Häftlinge im Tausch gegen Siedlungsbau: In Nahost dominiert Basarmentalität.
Ein Schritt vor, zwei – oder wahlweise auch drei – Schritte zurück: Das ist der Politrhythmus, zu dem die nahöstlichen Tanzpartner seit Jahrzehnten übers holprige Parkett stolpern. Wie sollte es diesmal anders sein, unmittelbar vor dem Auftakt einer neuen Gesprächsrunde in Jerusalem und Jericho, der per se schon als Fortschritt gepriesen wird? US-Außenminister John Kerry hat sowohl Israelis wie Palästinensern in mühevoller Kleinarbeit Zugeständnisse abgerungen. Dass Israel palästinensische Häftlinge freilässt – ein emotional aufwühlendes Thema – und dass die Palästinenser ganz auf Vorbedingungen verzichten, ist allein das Verdienst Kerrys.

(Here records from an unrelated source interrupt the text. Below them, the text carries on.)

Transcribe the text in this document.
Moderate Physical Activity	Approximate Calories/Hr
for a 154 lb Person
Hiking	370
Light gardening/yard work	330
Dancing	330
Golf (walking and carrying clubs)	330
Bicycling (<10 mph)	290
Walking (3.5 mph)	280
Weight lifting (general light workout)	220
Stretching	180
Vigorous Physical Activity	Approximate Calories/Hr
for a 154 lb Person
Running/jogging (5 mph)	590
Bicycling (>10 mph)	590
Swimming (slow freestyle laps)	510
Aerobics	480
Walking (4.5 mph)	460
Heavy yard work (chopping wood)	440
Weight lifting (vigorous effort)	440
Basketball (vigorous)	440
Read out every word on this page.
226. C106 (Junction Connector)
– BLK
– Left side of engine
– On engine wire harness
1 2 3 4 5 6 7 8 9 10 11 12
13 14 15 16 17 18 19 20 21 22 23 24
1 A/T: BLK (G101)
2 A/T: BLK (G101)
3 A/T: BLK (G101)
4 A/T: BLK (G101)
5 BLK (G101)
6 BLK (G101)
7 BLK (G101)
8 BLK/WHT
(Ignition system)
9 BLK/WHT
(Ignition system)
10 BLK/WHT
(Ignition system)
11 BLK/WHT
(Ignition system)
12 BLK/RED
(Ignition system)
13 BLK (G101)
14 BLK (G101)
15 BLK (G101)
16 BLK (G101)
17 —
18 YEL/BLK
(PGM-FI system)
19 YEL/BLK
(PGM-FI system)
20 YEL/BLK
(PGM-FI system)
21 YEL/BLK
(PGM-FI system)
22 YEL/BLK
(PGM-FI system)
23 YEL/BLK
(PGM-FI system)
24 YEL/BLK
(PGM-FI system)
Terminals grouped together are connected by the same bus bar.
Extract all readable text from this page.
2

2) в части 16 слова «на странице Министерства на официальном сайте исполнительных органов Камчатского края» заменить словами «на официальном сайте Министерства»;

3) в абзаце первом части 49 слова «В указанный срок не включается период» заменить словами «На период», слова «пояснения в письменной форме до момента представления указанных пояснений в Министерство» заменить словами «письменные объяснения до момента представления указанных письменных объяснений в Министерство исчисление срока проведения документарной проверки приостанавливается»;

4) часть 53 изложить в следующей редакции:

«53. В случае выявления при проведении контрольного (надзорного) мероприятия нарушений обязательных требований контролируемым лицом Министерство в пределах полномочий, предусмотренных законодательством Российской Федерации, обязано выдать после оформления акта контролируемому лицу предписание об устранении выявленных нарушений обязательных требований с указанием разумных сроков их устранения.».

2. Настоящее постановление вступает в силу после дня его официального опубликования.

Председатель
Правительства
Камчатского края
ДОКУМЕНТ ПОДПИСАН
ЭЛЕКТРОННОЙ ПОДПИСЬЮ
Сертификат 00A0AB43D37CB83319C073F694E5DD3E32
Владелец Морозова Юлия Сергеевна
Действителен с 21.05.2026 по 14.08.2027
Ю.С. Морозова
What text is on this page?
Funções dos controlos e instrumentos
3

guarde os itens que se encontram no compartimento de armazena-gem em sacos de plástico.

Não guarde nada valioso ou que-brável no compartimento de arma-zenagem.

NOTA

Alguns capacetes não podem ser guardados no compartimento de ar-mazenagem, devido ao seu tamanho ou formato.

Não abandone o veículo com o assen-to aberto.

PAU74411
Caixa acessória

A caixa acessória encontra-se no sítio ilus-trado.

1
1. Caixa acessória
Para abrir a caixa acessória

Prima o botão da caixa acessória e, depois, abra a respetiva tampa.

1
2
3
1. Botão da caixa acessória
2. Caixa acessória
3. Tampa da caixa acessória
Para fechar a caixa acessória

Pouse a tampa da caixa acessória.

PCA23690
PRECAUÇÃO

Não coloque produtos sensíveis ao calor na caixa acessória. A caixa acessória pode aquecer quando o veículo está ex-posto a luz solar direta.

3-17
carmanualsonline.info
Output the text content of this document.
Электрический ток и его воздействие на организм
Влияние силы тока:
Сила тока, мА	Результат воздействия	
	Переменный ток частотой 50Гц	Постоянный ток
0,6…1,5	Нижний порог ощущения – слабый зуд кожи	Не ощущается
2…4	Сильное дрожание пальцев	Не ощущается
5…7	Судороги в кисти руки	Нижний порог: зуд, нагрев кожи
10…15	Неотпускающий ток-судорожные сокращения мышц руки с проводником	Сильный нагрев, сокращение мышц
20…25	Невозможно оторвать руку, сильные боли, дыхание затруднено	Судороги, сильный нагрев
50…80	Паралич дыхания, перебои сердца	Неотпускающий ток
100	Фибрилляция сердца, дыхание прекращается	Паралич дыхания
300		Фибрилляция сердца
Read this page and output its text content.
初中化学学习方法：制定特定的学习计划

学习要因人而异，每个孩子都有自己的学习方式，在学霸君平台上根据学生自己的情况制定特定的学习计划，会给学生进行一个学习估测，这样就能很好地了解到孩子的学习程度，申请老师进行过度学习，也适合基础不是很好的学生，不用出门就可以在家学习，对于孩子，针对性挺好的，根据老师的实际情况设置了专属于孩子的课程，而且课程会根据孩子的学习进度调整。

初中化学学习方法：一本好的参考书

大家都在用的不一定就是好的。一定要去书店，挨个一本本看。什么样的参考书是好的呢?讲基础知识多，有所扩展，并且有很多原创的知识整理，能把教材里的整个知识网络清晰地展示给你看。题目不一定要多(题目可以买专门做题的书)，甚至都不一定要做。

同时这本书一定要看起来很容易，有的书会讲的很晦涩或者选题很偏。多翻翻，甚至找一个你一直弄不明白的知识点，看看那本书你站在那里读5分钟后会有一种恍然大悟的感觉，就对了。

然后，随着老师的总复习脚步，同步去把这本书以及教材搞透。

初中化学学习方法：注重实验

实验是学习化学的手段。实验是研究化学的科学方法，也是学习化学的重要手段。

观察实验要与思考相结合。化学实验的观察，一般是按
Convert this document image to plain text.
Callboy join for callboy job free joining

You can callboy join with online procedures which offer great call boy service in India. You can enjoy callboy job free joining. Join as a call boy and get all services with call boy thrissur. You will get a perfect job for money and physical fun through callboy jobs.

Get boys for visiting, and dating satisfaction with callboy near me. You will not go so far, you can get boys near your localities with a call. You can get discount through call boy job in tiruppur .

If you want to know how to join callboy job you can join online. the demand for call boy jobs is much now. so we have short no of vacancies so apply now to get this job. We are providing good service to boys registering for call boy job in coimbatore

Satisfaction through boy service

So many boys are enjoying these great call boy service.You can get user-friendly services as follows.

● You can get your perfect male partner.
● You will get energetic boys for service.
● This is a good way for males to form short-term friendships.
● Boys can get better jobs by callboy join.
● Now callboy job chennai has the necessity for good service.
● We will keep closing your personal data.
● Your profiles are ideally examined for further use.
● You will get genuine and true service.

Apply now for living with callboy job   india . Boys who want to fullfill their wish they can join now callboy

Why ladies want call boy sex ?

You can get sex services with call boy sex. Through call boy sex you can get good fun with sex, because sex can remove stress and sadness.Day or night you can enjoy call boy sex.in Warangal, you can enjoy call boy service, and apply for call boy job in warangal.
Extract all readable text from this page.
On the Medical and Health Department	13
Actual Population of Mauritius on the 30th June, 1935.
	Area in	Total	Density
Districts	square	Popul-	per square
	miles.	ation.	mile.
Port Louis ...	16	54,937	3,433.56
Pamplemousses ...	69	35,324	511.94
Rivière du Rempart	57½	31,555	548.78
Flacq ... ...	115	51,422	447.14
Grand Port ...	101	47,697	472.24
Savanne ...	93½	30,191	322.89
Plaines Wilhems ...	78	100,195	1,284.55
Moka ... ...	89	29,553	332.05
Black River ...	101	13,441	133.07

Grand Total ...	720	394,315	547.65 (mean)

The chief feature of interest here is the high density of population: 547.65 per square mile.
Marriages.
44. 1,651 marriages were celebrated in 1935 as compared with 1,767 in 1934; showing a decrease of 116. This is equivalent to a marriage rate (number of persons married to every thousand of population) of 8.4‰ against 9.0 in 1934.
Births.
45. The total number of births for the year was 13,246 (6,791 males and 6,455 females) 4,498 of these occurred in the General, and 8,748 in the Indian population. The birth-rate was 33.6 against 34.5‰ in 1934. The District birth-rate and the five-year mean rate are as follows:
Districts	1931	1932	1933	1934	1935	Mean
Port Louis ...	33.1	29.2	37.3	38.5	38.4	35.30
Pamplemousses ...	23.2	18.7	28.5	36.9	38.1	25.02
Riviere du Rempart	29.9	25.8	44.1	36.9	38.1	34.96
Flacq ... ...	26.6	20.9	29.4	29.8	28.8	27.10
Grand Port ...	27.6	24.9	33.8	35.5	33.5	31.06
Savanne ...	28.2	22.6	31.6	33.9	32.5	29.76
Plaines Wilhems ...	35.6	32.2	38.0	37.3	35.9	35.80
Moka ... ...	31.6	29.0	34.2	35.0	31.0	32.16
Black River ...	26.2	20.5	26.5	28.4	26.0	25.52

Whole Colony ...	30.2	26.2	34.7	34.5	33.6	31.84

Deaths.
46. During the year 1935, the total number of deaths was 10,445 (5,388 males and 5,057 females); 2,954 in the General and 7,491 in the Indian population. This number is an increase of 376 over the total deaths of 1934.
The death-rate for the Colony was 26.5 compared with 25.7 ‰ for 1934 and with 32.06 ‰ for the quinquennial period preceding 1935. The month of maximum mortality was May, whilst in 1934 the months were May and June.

In einem Punkt hat die US-Diplomatie indessen fahrlässig versagt: Sie konnte Israel trotz Lippenbekenntnissen auf längere Zeit nie zu einem Siedlungsstopp im Westjordanland bewegen. Just vor Beginn der Verhandlungen verkündete Premier Benjamin Netanjahu nun den Ausbau der Siedlungen – ein striktes No-Go. Er bringt so die Palästinenser auf, beruhigt jedoch das eigene Lager. Es ist eine denkbar schlechte Ausgangsbasis für die Friedensgespräche, an die ohnehin niemand große Erwartungen knüpft. Netanjahu litt darunter sogar physisch: Er musste sich am Wochenende einer Leistenoperation unterziehen.